St. Mary’s sheriff’s deputies testified at the meeting that they went to Chef’s American Bistro last Dec. 8 to remove its liquor license on behest of the state comptroller’s office, the state’s tax collector. The law officers said that Ahmed Koroma, the chef, informed them that he was making arrangements with the comptroller’s office to pay money to resolve the issue.

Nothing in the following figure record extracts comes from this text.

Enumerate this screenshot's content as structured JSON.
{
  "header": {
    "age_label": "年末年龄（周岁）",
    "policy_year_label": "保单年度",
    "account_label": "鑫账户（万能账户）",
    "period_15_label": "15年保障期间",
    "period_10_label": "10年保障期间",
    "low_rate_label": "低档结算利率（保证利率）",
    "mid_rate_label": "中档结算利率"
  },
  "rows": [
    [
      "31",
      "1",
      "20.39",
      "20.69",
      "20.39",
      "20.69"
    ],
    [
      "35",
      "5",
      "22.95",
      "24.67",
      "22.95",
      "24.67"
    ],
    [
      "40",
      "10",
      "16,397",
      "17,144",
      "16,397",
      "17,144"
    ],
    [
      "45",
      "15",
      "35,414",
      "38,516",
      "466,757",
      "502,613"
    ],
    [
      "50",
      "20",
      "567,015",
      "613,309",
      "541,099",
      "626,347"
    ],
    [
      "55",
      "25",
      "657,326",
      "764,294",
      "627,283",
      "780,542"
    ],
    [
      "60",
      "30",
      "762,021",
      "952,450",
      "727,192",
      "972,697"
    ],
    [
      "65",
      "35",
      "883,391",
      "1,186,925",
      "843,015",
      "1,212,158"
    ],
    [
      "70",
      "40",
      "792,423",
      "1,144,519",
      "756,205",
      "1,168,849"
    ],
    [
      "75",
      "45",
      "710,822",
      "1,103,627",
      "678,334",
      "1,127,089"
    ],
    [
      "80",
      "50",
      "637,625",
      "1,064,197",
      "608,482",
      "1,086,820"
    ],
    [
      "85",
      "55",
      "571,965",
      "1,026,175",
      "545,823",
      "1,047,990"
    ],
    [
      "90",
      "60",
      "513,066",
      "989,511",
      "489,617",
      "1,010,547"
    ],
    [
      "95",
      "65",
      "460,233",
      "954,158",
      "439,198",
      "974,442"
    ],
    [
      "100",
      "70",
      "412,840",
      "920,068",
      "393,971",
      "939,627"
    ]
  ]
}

The officers posted a sign that alcohol could not be sold at the business, they testified, but the following day, the sign was gone and about two dozen people were seen inside drinking alcohol at the restaurant’s bar. The officers said Koroma showed them paperwork from the comptroller’s office that he believed showed the permit was back in good standing, but the officers said the receipt was not sufficient, and they found evidence that the restaurant did not have a valid alcohol-service training certificate, a current health department permit or a complete set of required alcohol purchase invoices.

Tamara Hildebrand, the alcohol board’s administrator, concurred during her testimony that the customer service contact card that Koroma had from the comptroller’s office did not mean that the license had been reinstated. The liquor license was returned to the restaurant on Dec. 15, after the financial and permit issues were resolved.

Shane Mattingly, a lawyer accompanying licensee Thomas Vandy, said that Koroma reopened the business on Dec. 9 after going to the comptroller’s office because “he decided to go by what was written on that receipt. He didn’t follow through, ... doing the paperwork like you’re supposed to. He sort of had rose-colored glasses on once he had his receipt.”

Joann Wood, the board’s lawyer, replied, “You’ve got to have the license on the site. It’s a pretty significant issue.”

The board members issued two three-day suspensions and the fines for the administrative violations.

“I think this was pretty blatant,” board Chairman Moses P. Saldaña said.